Geometry

Is this what I am doing so far right?
(x-1)^2 + (y-3)^2 = 2((x+1)^2 + (y-2)^2)

Not quite.

The distance $d_1$ from $P_1$ to $(1,3)$ is given by $(x-1)^2+(y-3)^2=d_1^2$

Then distance $d_2$ from $P_1$ to $(-1,2)$ is given by $(x+1)^2+(y-2)^2=d_2^2$

We know that $d_1=2d_2$

Carry on from there.

Not quite.

The distance $d_1$ from $P_1$ to $(1,3)$ is given by $(x-1)^2+(y-3)^2=d_1^2$

Then distance $d_2$ from $P_1$ to $(-1,2)$ is given by $(x+1)^2+(y-2)^2=d_2^2$

We know that $d_1=2d_2$

Carry on from there.

With every example will I have to square root?

Not sure what you mean.

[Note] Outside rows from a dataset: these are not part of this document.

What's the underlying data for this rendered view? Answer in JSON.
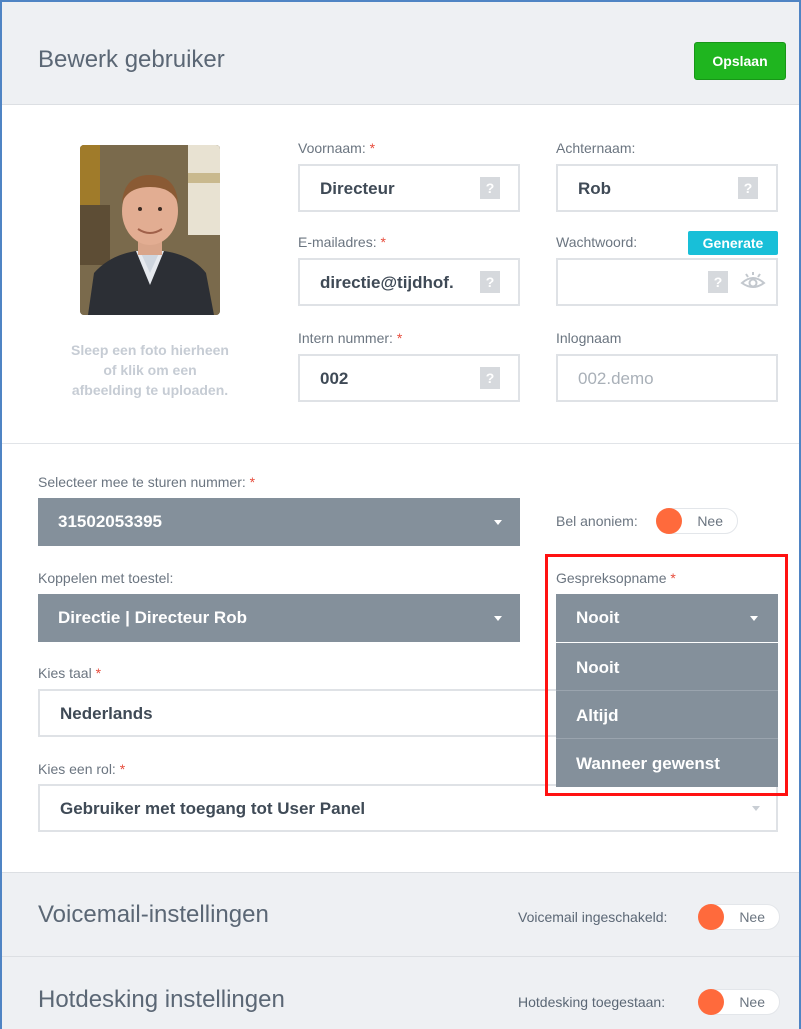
{
  "header": {
    "title": "Bewerk gebruiker",
    "save_label": "Opslaan"
  },
  "photo": {
    "hint": "Sleep een foto hierheen of klik om een afbeelding te uploaden."
  },
  "fields": {
    "firstname": {
      "label": "Voornaam:",
      "required": "*",
      "value": "Directeur",
      "help": "?"
    },
    "lastname": {
      "label": "Achternaam:",
      "value": "Rob",
      "help": "?"
    },
    "email": {
      "label": "E-mailadres:",
      "required": "*",
      "value": "directie@tijdhof.",
      "help": "?"
    },
    "password": {
      "label": "Wachtwoord:",
      "value": "",
      "help": "?",
      "generate_label": "Generate"
    },
    "extension": {
      "label": "Intern nummer:",
      "required": "*",
      "value": "002",
      "help": "?"
    },
    "login": {
      "label": "Inlognaam",
      "placeholder": "002.demo"
    }
  },
  "caller_id": {
    "label": "Selecteer mee te sturen nummer:",
    "required": "*",
    "value": "31502053395"
  },
  "anonymous": {
    "label": "Bel anoniem:",
    "state": "Nee"
  },
  "device": {
    "label": "Koppelen met toestel:",
    "value": "Directie | Directeur Rob"
  },
  "recording": {
    "label": "Gespreksopname",
    "required": "*",
    "value": "Nooit",
    "options": [
      "Nooit",
      "Altijd",
      "Wanneer gewenst"
    ]
  },
  "language": {
    "label": "Kies taal",
    "required": "*",
    "value": "Nederlands"
  },
  "role": {
    "label": "Kies een rol:",
    "required": "*",
    "value": "Gebruiker met toegang tot User Panel"
  },
  "voicemail": {
    "title": "Voicemail-instellingen",
    "label": "Voicemail ingeschakeld:",
    "state": "Nee"
  },
  "hotdesking": {
    "title": "Hotdesking instellingen",
    "label": "Hotdesking toegestaan:",
    "state": "Nee"
  },
  "colors": {
    "save": "#1fb51f",
    "generate": "#18bfd8",
    "select": "#84909b",
    "toggle_knob": "#ff6a3c",
    "highlight": "#ff1111",
    "required": "#e74c3c"
  }
}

I would avoid square roots.

So I expanded d1^2= x^2-2x+y^2-6y+10
and expanded d2^2=x^2+2x+y^2-4y+5
What do I do next?

Merge the two somehow, using the fact how the two distances are related to each other.

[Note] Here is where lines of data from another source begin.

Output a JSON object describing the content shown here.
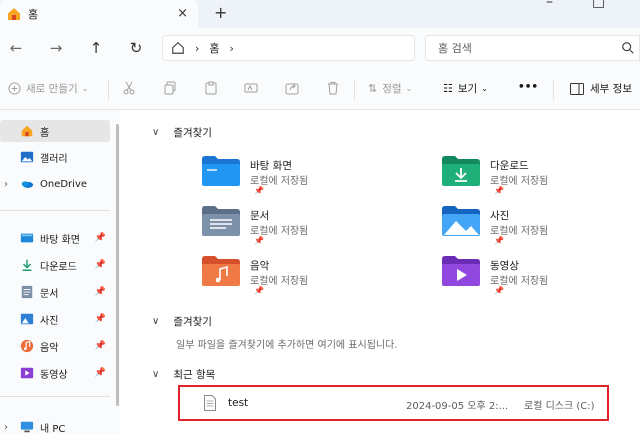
{
  "tab": {
    "title": "홈",
    "close": "×",
    "new": "+"
  },
  "window": {
    "minimize": "–",
    "maximize": "□"
  },
  "nav": {
    "back": "←",
    "forward": "→",
    "up": "↑",
    "refresh": "↻"
  },
  "address": {
    "crumb": "홈",
    "separator": "›",
    "separator2": "›"
  },
  "search": {
    "placeholder": "홈 검색"
  },
  "commands": {
    "new": "새로 만들기",
    "sort": "정렬",
    "view": "보기",
    "more": "•••",
    "details": "세부 정보"
  },
  "sidebar": {
    "items": [
      {
        "label": "홈",
        "icon": "home-icon"
      },
      {
        "label": "갤러리",
        "icon": "gallery-icon"
      },
      {
        "label": "OneDrive",
        "icon": "onedrive-icon"
      },
      {
        "label": "바탕 화면",
        "icon": "desktop-icon"
      },
      {
        "label": "다운로드",
        "icon": "download-icon"
      },
      {
        "label": "문서",
        "icon": "documents-icon"
      },
      {
        "label": "사진",
        "icon": "pictures-icon"
      },
      {
        "label": "음악",
        "icon": "music-icon"
      },
      {
        "label": "동영상",
        "icon": "videos-icon"
      },
      {
        "label": "내 PC",
        "icon": "pc-icon"
      }
    ]
  },
  "main": {
    "quick_access_title": "즐겨찾기",
    "quick_access": [
      {
        "name": "바탕 화면",
        "sub": "로컬에 저장됨"
      },
      {
        "name": "다운로드",
        "sub": "로컬에 저장됨"
      },
      {
        "name": "문서",
        "sub": "로컬에 저장됨"
      },
      {
        "name": "사진",
        "sub": "로컬에 저장됨"
      },
      {
        "name": "음악",
        "sub": "로컬에 저장됨"
      },
      {
        "name": "동영상",
        "sub": "로컬에 저장됨"
      }
    ],
    "favorites_title": "즐겨찾기",
    "favorites_hint": "일부 파일을 즐겨찾기에 추가하면 여기에 표시됩니다.",
    "recent_title": "최근 항목",
    "recent": [
      {
        "name": "test",
        "date": "2024-09-05 오후 2:...",
        "location": "로컬 디스크 (C:)"
      }
    ]
  },
  "colors": {
    "accent": "#0067c0",
    "highlight": "#e0232b",
    "folder": "#f8c64b"
  }
}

You are aiming to end up with some sort of equation in terms of $x$ and $y$ (which is what is meant by Cartesian coordinates in your OP) and no $d$ involved.

since d1=2d2 right can we do d1^2=4d2^2 and then replace the d1^2 with the 4d2^2?

Yep.

What about this Q
The distance from P4 to the point (-5,3) is twice the distance from P4 to the line with equation 4x+3y+5=0

@RDKGames
Well Ik d1=2d2
which means d1^2=4d2^2
but how do i get d2?

A point on the line has coordinates $(x,-\frac{1}{3}(4x+5))$

Is that d2?

No, that's a point on the line.

$d_2$ would be the distance between $P_1$ and this point.

Though of course, since we are saying $P_1$ has coordinates $(x,y)$, it would be helpful to instead say that the point on the line is in fact $(p,-\frac{1}{3}(4p+5))$ for some $p \in \mathbb{R}$

Ohh okayy yup! May I have a hint how to work out d2? Ive worked out d1 but dont know how to work out d2
Btw thank you so much for helping me

Same method to work out $d_2$, just that you'd have your equation with a $p$ term.

Well the distance $d_1$ from $P_1$ to $(-5,3)$ is given by $(x+5)^2+(y-3)^2=d_1^2$

I dont get how I'd use the same method? Like how am I supposed to get the values?